Tuesday, October 26, 2010
Mom sat clutching the reigns in both hands as she slowly drove the rake across the field with her friend, Mary, walking alongside to keep her company. No one knows for sure what caused the horses to spook. Perhaps one of them got stung by a bee. In the blink of an eye their placid, tail-swishing plod became a confused jangle of stamping hooves and tossing heads. Mom was struggling to get the team under control when they bolted. She was thrown completely out of the seat and fell under the rake still grasping the reigns. Mary screamed and kept on screaming, which did not have a particularly calming effect on the runaway horses. Mom had no thought to spare for her friend. She knew with a sickening certainty that if she let go of the reigns it would mean getting caught in the tines of the rake as it was dragged over her by the fleeing team. She held on with a desperation born of fear as she was bounced across the rough stubble of the hay field with the rake looming over her. It was one of those situations where every second lasts an age. With the horses showing no signs of slowing she could feel her last strength draining away and she knew she couldn’t hold on any longer.

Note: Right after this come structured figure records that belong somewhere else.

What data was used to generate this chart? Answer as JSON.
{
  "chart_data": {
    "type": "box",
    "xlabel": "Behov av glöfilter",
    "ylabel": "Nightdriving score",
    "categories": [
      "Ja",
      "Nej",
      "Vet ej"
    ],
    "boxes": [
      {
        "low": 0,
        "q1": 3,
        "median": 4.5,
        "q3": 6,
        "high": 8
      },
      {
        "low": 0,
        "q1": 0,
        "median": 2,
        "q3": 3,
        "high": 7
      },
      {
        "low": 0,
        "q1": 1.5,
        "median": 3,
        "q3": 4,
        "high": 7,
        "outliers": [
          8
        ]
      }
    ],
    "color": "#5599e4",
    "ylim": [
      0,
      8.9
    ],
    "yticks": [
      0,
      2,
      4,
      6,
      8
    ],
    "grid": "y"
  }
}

She closed her eyes as the reigns slipped out of her grasping fingers, convinced she was about to be mangled terribly. At that precise moment the tongue broke with a splintering crack, the jagged end catching in the dry earth and flipping the entire rake up and over to land upside down on the backs of the two horses. It stopped them cold and they stood sweating and trembling, shocked into immobility. It took a few moments for help to arrive, enough time for Mom to realize that she wasn’t dead after all. When she finally understood what actually happened she couldn’t believe how lucky she’d been. The timing was incredible. The whole thing could have ended very badly but apart from scrapes and bruises she came out of it all in one piece. I’m not so sure about luck though. I’ve always believed it was a miracle.